Antes de ir a la playa la costumbre era visitar balnearios como lugar para aliviar los males. Los balnearios, al estar ubicados fuera de los núcleos urbanos, poco a poco se fueron complementando con diversas instalaciones capaces de albergar y entretener a los bañistas durante toda la duración del tratamiento: capillas, tiendas, bancos, casinos, instalaciones deportivas, posibilidades de hacer excursiones por los alrededores, salas de baile… todo lo que un turista pudiese desear durante su estancia. Paralelamente se fueron editando gran número de guías en donde ofrecía toda la información necesaria para pasar una temporada en estos centros. Panticosa, La Toja, Corconte, Solares, Cestona… fueron y siguen siendo conocidos y apreciados por la calidad de sus aguas y por los parajes en los que están ubicados.

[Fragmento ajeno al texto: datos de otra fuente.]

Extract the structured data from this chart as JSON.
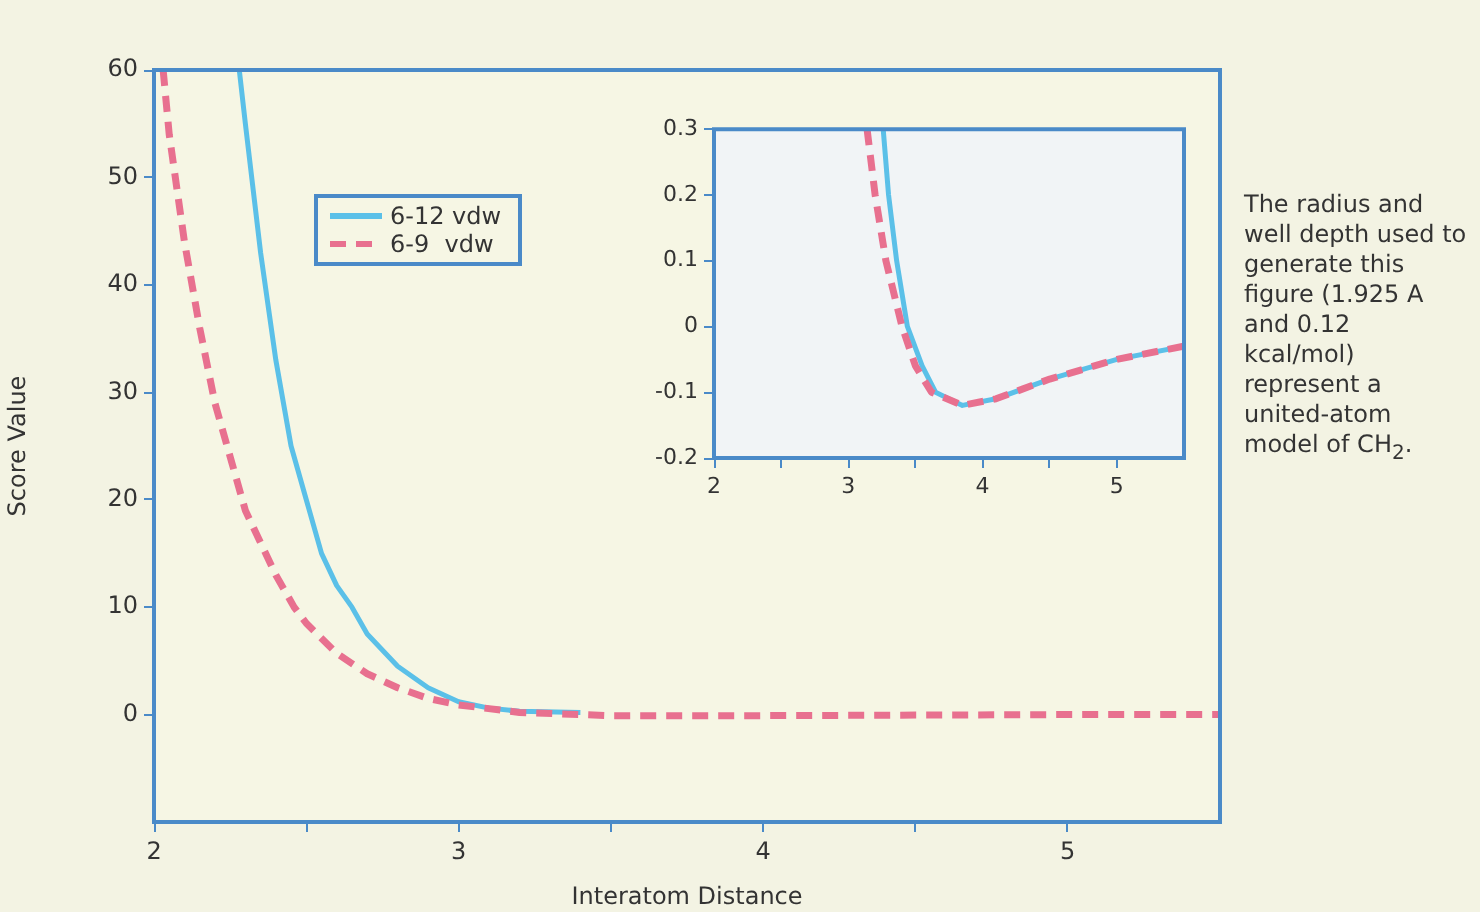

En ocasiones las tendencias desembocan en algo inesperado. Desde el siglo XVIII se empezó a mirar al mar como una fuente de salud inagotable tanto para el cuerpo como para el alma. Esta posibilidad vista por primera vez en Inglaterra se fue extendiendo por Europa y llega a España en donde los bañistas comenzaron a visitar con asiduidad las playas del norte. De ser una actividad relacionada con la salud y el bienestar del cuerpo, fue poco a poco a convirtiéndose en una forma de entablar relaciones sociales. En San Sebastián y Santander al norte y en Sanlúcar de Barrameda al sur nacen entre la
arena las primeras casetas de baño para facilitar cambiarse de ropa sin ser visto y se construyen paseos marítimos para contemplar las puestas de sol donde encontrarse con el vecino de mesa de la pequeña casa de huéspedes que está cerca. Las guías extranjeras que incluían información sobre las playas españolas y recomendaban alojarse en Gijón, San Sebastián o Santander, desaconsejando la visita a las playas mediterráneas. El turismo
de sol y playa aún tardará en llegar.